The phenomenon occurs when a system experiences extreme vibration caused by excessive pump pressure and pulsation.
by Greg Matteson & Jeff Johnson

A North American natural gas liquids pipeline company was experiencing an acoustic resonance issue that cost up to $35,000 a month in maintenance and repair. A six-week project resulted in rerating three American Petroleum Institute (API) designation between-bearing (BB3) horizontal multistage split-case mainline pumps and performing extensive and specific vibration analyses to identify the problem. The project involved designing and manufacturing new impellers using exclusive milled vane technology, conducting API hydraulic performance tests, and returning the pumps into service.

This midcontinent pipeline gathers, processes, stores and transports natural gas—in this case, propane. Because of its geographic location, extreme temperatures and conditions are a factor in the selection of major equipment and components. The pumps operate at 2,917 gallons per minute with 2,926 feet at 1,500 horsepower and 3,560 revolutions per minute (rpm).

The Problem

The pipeline company was experiencing an acoustic resonance vibration problem at the pump crossover, causing major maintenance and repair issues.
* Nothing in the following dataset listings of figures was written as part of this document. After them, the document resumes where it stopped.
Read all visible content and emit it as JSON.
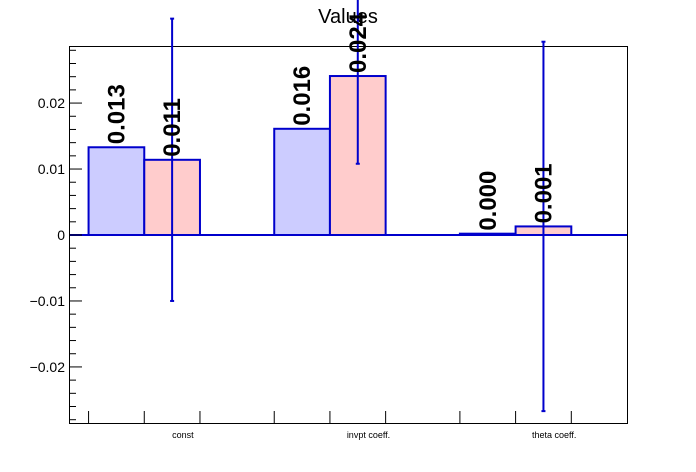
{
  "chart_data": {
    "type": "bar",
    "title": "Values",
    "xlabel": "",
    "ylabel": "",
    "categories": [
      "const",
      "invpt coeff.",
      "theta coeff."
    ],
    "ylim": [
      -0.0285,
      0.0285
    ],
    "yticks": [
      -0.02,
      -0.01,
      0,
      0.01,
      0.02
    ],
    "ytick_labels": [
      "−0.02",
      "−0.01",
      "0",
      "0.01",
      "0.02"
    ],
    "grid": false,
    "series": [
      {
        "fill": "#ccccff",
        "stroke": "#0000cc",
        "values": [
          0.0133,
          0.0161,
          0.0002
        ],
        "labels": [
          "0.013",
          "0.016",
          "0.000"
        ],
        "errors": [
          null,
          null,
          null
        ]
      },
      {
        "fill": "#ffcccc",
        "stroke": "#0000cc",
        "values": [
          0.0114,
          0.0241,
          0.0013
        ],
        "labels": [
          "0.011",
          "0.024",
          "0.001"
        ],
        "errors": [
          0.0214,
          0.0133,
          0.028
        ]
      }
    ],
    "colors": {
      "axis": "#000000",
      "bar_outline": "#0000cc",
      "error_bar": "#0000cc",
      "series1": "#ccccff",
      "series2": "#ffcccc"
    }
  }
}
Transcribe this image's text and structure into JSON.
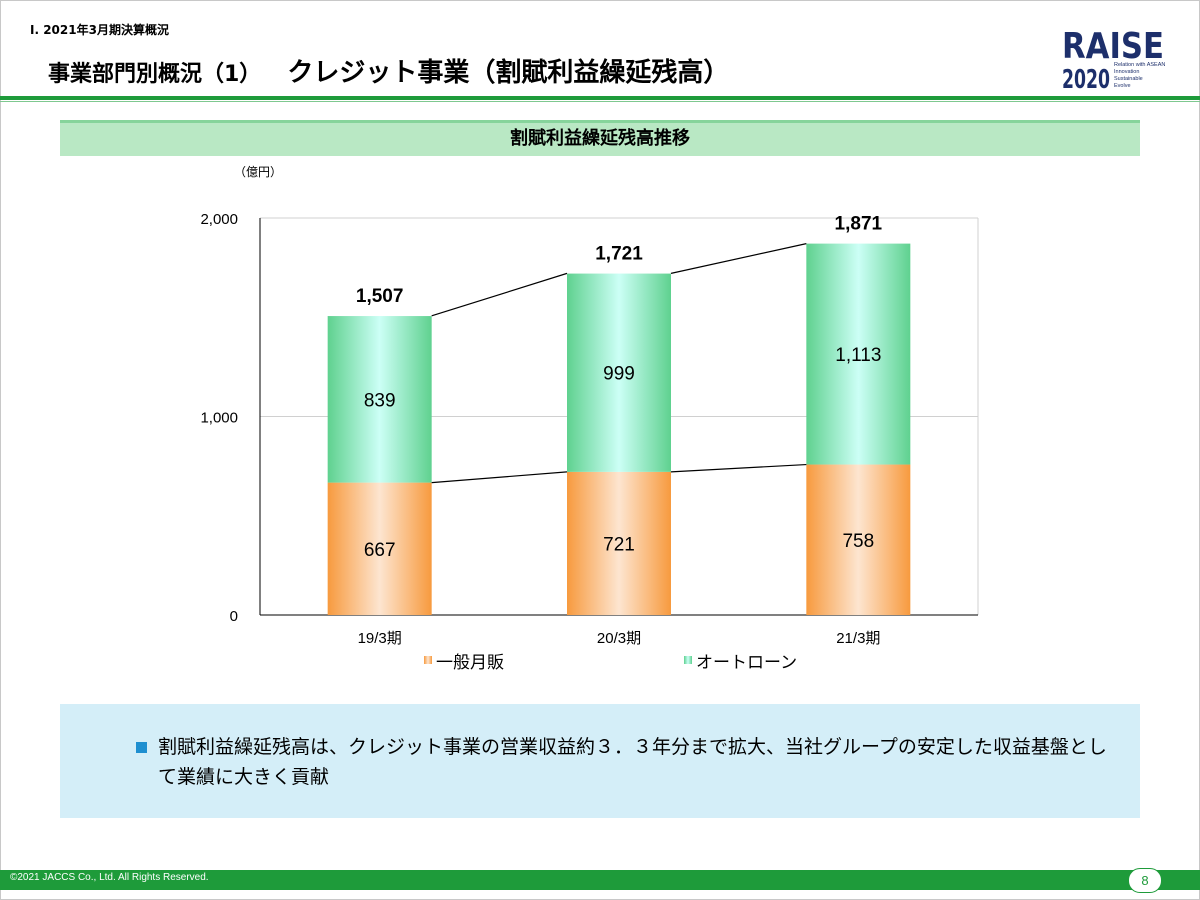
{
  "header": {
    "section_label": "Ⅰ. 2021年3月期決算概況",
    "title_sub": "事業部門別概況（1）",
    "title_main": "クレジット事業（割賦利益繰延残高）"
  },
  "logo": {
    "word": "RAISE",
    "year": "2020",
    "lines": [
      "Relation with ASEAN",
      "Innovation",
      "Sustainable",
      "Evolve"
    ],
    "colors": {
      "navy": "#1d2f6b",
      "light": "#dfe6f2"
    }
  },
  "chart_banner": {
    "title": "割賦利益繰延残高推移"
  },
  "chart_data": {
    "type": "bar",
    "stacked": true,
    "unit_label": "（億円）",
    "categories": [
      "19/3期",
      "20/3期",
      "21/3期"
    ],
    "series": [
      {
        "name": "一般月販",
        "values": [
          667,
          721,
          758
        ],
        "color": "#f6a053"
      },
      {
        "name": "オートローン",
        "values": [
          839,
          999,
          1113
        ],
        "color": "#8de3c4"
      }
    ],
    "totals": [
      1507,
      1721,
      1871
    ],
    "total_labels": [
      "1,507",
      "1,721",
      "1,871"
    ],
    "segment_labels": [
      [
        "667",
        "721",
        "758"
      ],
      [
        "839",
        "999",
        "1,113"
      ]
    ],
    "ylim": [
      0,
      2000
    ],
    "yticks": [
      0,
      1000,
      2000
    ],
    "ytick_labels": [
      "0",
      "1,000",
      "2,000"
    ],
    "grid": true,
    "legend_position": "bottom",
    "connector_lines": true
  },
  "note": {
    "text": "割賦利益繰延残高は、クレジット事業の営業収益約３．３年分まで拡大、当社グループの安定した収益基盤として業績に大きく貢献",
    "bullet_color": "#1e8fd0"
  },
  "footer": {
    "copyright": "©2021 JACCS Co., Ltd. All Rights Reserved.",
    "page_number": "8"
  },
  "colors": {
    "accent_green": "#1e9b3a",
    "banner_green": "#b9e8c4",
    "note_bg": "#d4eef8"
  }
}
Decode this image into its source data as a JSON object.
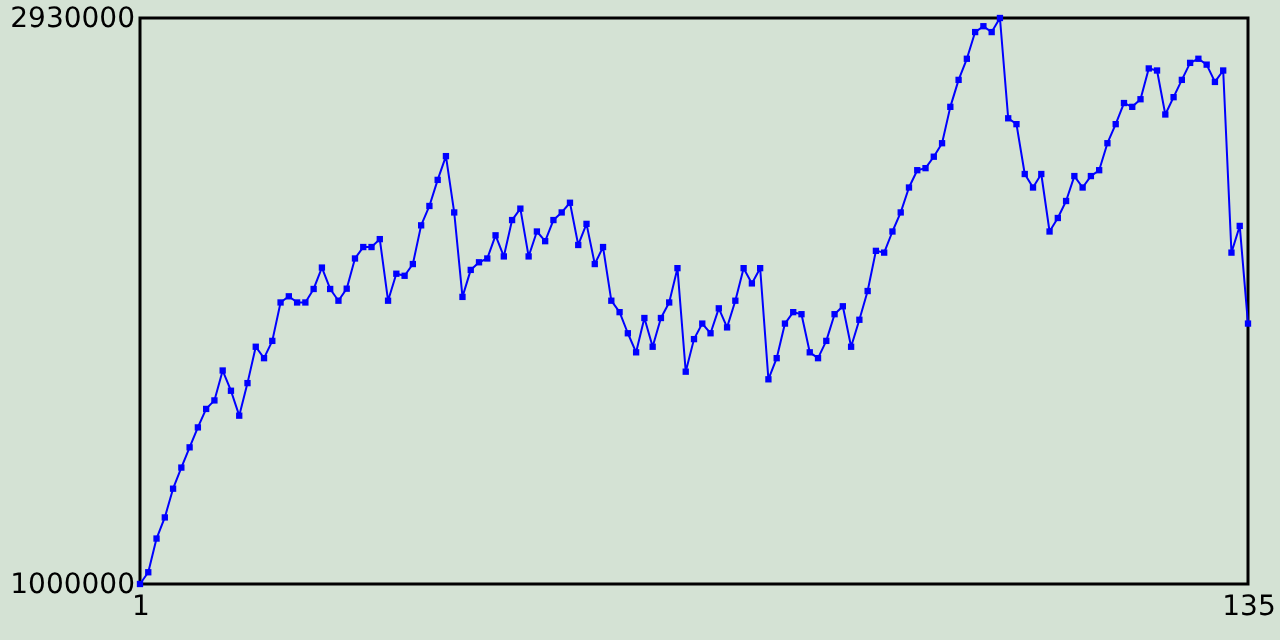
{
  "chart_data": {
    "type": "line",
    "marker": "square",
    "grid": false,
    "x": [
      1,
      2,
      3,
      4,
      5,
      6,
      7,
      8,
      9,
      10,
      11,
      12,
      13,
      14,
      15,
      16,
      17,
      18,
      19,
      20,
      21,
      22,
      23,
      24,
      25,
      26,
      27,
      28,
      29,
      30,
      31,
      32,
      33,
      34,
      35,
      36,
      37,
      38,
      39,
      40,
      41,
      42,
      43,
      44,
      45,
      46,
      47,
      48,
      49,
      50,
      51,
      52,
      53,
      54,
      55,
      56,
      57,
      58,
      59,
      60,
      61,
      62,
      63,
      64,
      65,
      66,
      67,
      68,
      69,
      70,
      71,
      72,
      73,
      74,
      75,
      76,
      77,
      78,
      79,
      80,
      81,
      82,
      83,
      84,
      85,
      86,
      87,
      88,
      89,
      90,
      91,
      92,
      93,
      94,
      95,
      96,
      97,
      98,
      99,
      100,
      101,
      102,
      103,
      104,
      105,
      106,
      107,
      108,
      109,
      110,
      111,
      112,
      113,
      114,
      115,
      116,
      117,
      118,
      119,
      120,
      121,
      122,
      123,
      124,
      125,
      126,
      127,
      128,
      129,
      130,
      131,
      132,
      133,
      134,
      135
    ],
    "series": [
      {
        "color": "#0000ff",
        "values": [
          1000000,
          1040000,
          1155000,
          1227000,
          1325000,
          1397000,
          1466000,
          1534000,
          1597000,
          1626000,
          1728000,
          1659000,
          1574000,
          1685000,
          1809000,
          1770000,
          1829000,
          1960000,
          1981000,
          1960000,
          1960000,
          2006000,
          2079000,
          2006000,
          1966000,
          2007000,
          2110000,
          2149000,
          2149000,
          2176000,
          1966000,
          2058000,
          2051000,
          2091000,
          2223000,
          2289000,
          2378000,
          2459000,
          2267000,
          1979000,
          2071000,
          2097000,
          2110000,
          2189000,
          2117000,
          2241000,
          2280000,
          2117000,
          2202000,
          2169000,
          2241000,
          2267000,
          2300000,
          2156000,
          2228000,
          2091000,
          2149000,
          1966000,
          1927000,
          1855000,
          1790000,
          1907000,
          1809000,
          1907000,
          1960000,
          2077000,
          1724000,
          1835000,
          1888000,
          1855000,
          1940000,
          1875000,
          1966000,
          2077000,
          2025000,
          2077000,
          1698000,
          1770000,
          1888000,
          1927000,
          1920000,
          1790000,
          1770000,
          1829000,
          1920000,
          1947000,
          1809000,
          1901000,
          1999000,
          2136000,
          2130000,
          2202000,
          2267000,
          2352000,
          2411000,
          2418000,
          2457000,
          2503000,
          2627000,
          2719000,
          2791000,
          2882000,
          2902000,
          2882000,
          2930000,
          2588000,
          2568000,
          2398000,
          2352000,
          2398000,
          2202000,
          2248000,
          2306000,
          2391000,
          2352000,
          2391000,
          2411000,
          2503000,
          2568000,
          2640000,
          2627000,
          2653000,
          2758000,
          2751000,
          2601000,
          2660000,
          2719000,
          2777000,
          2791000,
          2771000,
          2712000,
          2751000,
          2130000,
          2221000,
          1888000
        ]
      }
    ],
    "xlim": [
      1,
      135
    ],
    "xticks": [
      1,
      135
    ],
    "ylim": [
      1000000,
      2930000
    ],
    "yticks": [
      1000000,
      2930000
    ]
  }
}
Acoustic resonance occurs when a system experiences extreme vibration due to excessive pump pressure and pulsation, with frequencies loud enough for humans to hear. This can happen with the use of variable speed drives.

The pulsations are caused by a non-uniform flow from turbulence, sudden change of flow structure, direction or cross-section.

The acoustic resonance had existed since the pumps were installed more than five years ago. Rather than repairing or replacing them, the company performed continuous unscheduled maintenance that cost as much as $35,000 in a single month.

Acoustic resonance is a reaction of the impeller to the liquid that is being pumped. It is a sound wave that passes through the crossover, creating a vane pass.

In this case, the acoustic resonance was causing the cracking of pipe nipples, tubing and flanges. It was also causing support system failures and frequent bearing issues.

High maintenance costs are not the only downside to acoustic resonance. An additional problem that can occur is a release of the product that is being transported. Cracks in the piping or joint breaks can cause the product to be released into the environment.

The Pipeline and Hazardous Materials Safety Administration (PHMSA) and the U.S. Department of Transportation (DOT) are the regulatory agencies that monitor these types of releases, which cause risks for the environment. Because acoustic resonance causes stress and fatigue on the piping and structural components of the pump, the tubing can be sheared, causing the dangerous release.

The pipeline company commissioned a repair and service provider to rerate the pumps and investigate the historical acoustic resonance problem. Rerating involves rebuilding (or repurposing) the pump for a different condition that meets current operating requirements.

Image provided by Hydro Inc.Image provided by Hydro Inc.

Finding a Solution

While the pumps were being rerated at one of the repair company’s Texas service locations, the firm’s engineers began an extensive acoustic resonance evaluation and analysis to determine how the existing impellers reacted to the long crossovers. Once this was identified, a new design was created to change and improve the configuration of the impellers, the vane counts and the vane angles.

The engineers developed a complete analysis of the volutes, the impellers and the crossovers, as well as a detailed explanation of how the impeller interacted and reacted within the long and the short crossovers. The analysis took two weeks to complete.

The next step was to build a digital model of the impellers using an exclusive milled vane technology. Unlike casting, milled vane technologies eliminate the need and requirement for a pattern.

Using a traditional pattern in a cast pour, a shifting of the vanes can occur and cause inconsistencies within the design.

Milled vane technology uses a solid block material milled on a five-axis computer numeric control (CNC) machine. The homogeneous material does not have the inclusions inherent with a cast pouring. The material has no deviation from the design and is advantageous when custom building the hydraulics for a specific and unique application.

For this project, there were nine impellers—three impellers on each of the three pumps. Once the design was completed, the pumps were sent to the firm’s Hydraulic Institute Pump Test Lab Approval Program-certified performance test lab, where net positive suction head (NPSH) tests and a complete spectrum vibration testing of the pump were performed.

The tests were used to verify and determine the answers to two questions:

  1. Did the pump meet the duty requirements?
  2. What does the vibration analysis reveal?

Tests showed that the performance was above standard, and the vibration showed a significant drop. The aptitude of the vane pass vibration (acoustic resonance) was solved. The tests in the lab used water as the transport material.

Engineers needed to determine how the pumps would react in the actual application using propane. Because sound waves move differently in different liquids, calculations are used to measure sound wave variances between water and propane.

The engineering firm determined the actions of the sound waves as they would occur when the pump went into service with the gas. The test lab results proved that the new design significantly minimized the impact of the vane pass created by the acoustic resonance.